バスケ部に復帰して以降のミッチーは、チームの中核としてどの試合においても印象的な活躍を見せてくれます。スタメンでは主将のゴリと双璧を成す最上級生ということもあり、自身が動くだけでなく味方への指示出しを行なう場面も多かったりして最高に頼れる先輩でした。後に安西先生も「三井君は湘北に知性と、とっておきの飛び道具をもたらしてくれた」と語っていましたが、冷静かつクレバーなプレイングの数々は、とても少し前まで不良の番格だったとは思えないほどです。

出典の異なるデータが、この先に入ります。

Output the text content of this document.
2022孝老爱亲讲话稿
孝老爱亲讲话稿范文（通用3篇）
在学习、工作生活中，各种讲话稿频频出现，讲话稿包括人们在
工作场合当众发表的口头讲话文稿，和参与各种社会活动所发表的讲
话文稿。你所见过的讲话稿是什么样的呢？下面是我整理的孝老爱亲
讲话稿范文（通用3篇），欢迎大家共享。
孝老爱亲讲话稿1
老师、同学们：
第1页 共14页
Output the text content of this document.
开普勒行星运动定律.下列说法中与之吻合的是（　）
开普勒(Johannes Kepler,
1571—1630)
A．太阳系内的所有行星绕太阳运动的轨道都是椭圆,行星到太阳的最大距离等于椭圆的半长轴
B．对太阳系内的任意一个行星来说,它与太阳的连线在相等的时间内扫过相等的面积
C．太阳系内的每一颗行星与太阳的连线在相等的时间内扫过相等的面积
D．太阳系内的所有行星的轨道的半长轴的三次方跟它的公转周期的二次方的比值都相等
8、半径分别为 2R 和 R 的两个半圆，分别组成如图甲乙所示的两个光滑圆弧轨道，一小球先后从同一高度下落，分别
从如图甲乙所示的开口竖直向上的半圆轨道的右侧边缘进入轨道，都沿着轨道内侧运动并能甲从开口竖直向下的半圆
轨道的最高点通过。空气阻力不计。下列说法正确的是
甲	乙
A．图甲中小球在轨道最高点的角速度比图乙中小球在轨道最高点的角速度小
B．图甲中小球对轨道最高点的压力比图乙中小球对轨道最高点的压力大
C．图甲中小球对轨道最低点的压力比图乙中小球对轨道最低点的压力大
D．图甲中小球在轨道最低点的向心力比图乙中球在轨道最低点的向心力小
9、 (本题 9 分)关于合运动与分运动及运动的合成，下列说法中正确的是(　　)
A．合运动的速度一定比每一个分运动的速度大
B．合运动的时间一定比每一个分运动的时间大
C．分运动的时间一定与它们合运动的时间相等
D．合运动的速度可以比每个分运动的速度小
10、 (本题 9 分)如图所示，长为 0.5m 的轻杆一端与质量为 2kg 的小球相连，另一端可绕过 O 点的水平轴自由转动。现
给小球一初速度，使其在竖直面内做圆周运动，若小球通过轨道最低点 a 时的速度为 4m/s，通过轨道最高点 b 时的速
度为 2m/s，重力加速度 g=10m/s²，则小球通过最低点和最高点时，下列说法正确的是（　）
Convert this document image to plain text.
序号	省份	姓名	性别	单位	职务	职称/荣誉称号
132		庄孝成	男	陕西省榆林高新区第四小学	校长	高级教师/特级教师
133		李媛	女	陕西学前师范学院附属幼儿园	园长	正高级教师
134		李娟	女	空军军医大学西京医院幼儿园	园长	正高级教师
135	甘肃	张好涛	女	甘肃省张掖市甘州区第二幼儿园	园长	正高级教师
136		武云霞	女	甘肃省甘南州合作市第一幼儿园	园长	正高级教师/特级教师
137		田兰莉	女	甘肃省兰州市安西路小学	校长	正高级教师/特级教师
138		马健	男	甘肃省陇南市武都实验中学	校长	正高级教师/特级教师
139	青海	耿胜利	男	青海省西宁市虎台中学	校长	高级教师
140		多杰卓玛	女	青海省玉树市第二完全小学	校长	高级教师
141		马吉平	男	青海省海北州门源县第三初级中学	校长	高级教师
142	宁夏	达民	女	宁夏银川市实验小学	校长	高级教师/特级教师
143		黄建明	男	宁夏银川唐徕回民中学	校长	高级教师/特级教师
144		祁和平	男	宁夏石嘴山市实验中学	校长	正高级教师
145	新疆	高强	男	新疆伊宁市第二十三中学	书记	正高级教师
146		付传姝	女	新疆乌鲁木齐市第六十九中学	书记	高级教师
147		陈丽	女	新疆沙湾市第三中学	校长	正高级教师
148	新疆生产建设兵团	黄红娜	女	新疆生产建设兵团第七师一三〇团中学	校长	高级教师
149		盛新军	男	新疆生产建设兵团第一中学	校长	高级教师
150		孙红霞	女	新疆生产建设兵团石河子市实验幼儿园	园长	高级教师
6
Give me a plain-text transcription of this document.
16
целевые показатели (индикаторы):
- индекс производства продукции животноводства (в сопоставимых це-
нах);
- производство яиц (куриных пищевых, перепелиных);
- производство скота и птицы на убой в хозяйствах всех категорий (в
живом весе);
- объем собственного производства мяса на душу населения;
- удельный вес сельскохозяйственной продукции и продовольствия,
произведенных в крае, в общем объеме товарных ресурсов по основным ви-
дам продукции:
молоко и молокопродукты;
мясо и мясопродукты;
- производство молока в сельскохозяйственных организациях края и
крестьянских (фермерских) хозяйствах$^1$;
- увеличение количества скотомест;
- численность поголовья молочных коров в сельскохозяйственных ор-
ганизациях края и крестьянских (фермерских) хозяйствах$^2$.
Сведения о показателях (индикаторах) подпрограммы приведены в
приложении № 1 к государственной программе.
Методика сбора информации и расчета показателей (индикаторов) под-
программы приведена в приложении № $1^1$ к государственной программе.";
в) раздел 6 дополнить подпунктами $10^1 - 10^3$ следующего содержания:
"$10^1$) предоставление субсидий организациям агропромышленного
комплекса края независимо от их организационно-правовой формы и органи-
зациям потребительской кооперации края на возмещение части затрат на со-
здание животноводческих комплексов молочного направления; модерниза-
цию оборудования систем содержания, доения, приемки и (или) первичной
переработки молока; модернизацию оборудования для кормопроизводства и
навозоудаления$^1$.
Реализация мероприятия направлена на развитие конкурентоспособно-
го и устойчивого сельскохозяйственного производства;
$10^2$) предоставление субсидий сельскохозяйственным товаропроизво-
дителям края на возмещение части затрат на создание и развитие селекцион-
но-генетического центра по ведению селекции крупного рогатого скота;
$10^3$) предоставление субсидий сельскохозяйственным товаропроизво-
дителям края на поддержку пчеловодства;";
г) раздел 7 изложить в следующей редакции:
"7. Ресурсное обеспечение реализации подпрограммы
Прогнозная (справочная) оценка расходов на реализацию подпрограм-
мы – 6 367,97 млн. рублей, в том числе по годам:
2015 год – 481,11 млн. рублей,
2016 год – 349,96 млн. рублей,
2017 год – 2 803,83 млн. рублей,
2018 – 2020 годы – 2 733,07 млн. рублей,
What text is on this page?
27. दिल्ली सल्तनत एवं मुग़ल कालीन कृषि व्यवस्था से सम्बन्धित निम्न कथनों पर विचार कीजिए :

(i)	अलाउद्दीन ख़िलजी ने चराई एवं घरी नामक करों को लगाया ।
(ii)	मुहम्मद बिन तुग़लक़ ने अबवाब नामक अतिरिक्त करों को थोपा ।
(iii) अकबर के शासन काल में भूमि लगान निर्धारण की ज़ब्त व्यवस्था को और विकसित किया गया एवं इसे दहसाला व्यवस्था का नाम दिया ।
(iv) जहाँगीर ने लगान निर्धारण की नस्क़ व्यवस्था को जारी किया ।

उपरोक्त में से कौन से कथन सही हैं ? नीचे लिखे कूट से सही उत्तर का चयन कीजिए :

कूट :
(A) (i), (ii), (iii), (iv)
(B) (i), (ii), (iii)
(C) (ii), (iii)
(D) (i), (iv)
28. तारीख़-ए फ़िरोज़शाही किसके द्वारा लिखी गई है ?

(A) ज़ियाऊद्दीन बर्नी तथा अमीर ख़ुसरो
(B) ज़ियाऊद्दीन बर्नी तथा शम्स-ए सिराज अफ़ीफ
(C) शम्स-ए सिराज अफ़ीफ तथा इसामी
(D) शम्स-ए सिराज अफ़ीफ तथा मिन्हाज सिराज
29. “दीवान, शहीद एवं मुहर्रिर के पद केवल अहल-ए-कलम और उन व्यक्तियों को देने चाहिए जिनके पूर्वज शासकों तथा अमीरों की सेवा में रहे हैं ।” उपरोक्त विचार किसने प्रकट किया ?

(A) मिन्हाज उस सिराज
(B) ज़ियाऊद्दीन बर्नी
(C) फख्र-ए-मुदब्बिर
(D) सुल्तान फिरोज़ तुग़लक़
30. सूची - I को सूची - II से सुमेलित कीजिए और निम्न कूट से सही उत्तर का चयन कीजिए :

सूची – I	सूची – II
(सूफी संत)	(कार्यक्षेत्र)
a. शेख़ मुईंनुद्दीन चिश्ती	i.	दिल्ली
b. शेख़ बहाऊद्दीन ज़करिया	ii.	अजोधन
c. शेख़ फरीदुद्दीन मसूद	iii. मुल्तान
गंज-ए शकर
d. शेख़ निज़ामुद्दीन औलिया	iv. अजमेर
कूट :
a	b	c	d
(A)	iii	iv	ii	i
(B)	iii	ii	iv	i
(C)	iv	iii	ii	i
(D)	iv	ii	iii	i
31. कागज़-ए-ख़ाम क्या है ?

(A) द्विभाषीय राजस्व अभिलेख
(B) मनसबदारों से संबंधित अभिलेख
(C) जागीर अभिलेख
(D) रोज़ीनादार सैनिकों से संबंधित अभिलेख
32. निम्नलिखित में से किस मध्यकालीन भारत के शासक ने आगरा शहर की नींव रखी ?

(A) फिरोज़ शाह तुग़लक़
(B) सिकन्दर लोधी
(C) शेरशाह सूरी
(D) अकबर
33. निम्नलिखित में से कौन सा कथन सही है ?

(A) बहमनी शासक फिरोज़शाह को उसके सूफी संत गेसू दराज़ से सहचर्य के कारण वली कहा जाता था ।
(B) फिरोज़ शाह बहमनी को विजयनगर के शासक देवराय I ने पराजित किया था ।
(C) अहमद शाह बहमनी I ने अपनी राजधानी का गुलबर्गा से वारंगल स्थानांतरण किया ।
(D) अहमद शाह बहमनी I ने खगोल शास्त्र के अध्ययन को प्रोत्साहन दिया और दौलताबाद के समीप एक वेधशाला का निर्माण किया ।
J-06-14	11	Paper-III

ミッチーの代名詞と言えばとっておきの飛び道具…つまり3Pシュートですが、決して3P一辺倒ではなく高いレベルのオールラウンダーだというのが魅力的なポイント。1on1で流川と互角に渡り合ったり紅白戦で花道を抑え込んだりと、随所でそのバスケセンスを見せ付けてくれました。海南戦においてリョータから「3点だけじゃねーんだあの人は」と評される一幕なんかも、彼ら両名のファンとしては外すことができない隠れた名場面です。ブランク持ちゆえのスタミナ不足が唯一かつ最大の弱点のはずが、ミッチーの場合スタミナが尽きると覚醒してパワーアップするパッシブスキルが付いているので相手チームからすればこれほど厄介な選手もいないでしょう。特に山王戦における驚異的な活躍はミッチーの集大成であり名シーンの宝庫。一般的には「バスケがしたいです…」が有名ですが、やはり「おう、オレは三井。あきらめの悪い男…」の熱さは作中随一だと思います!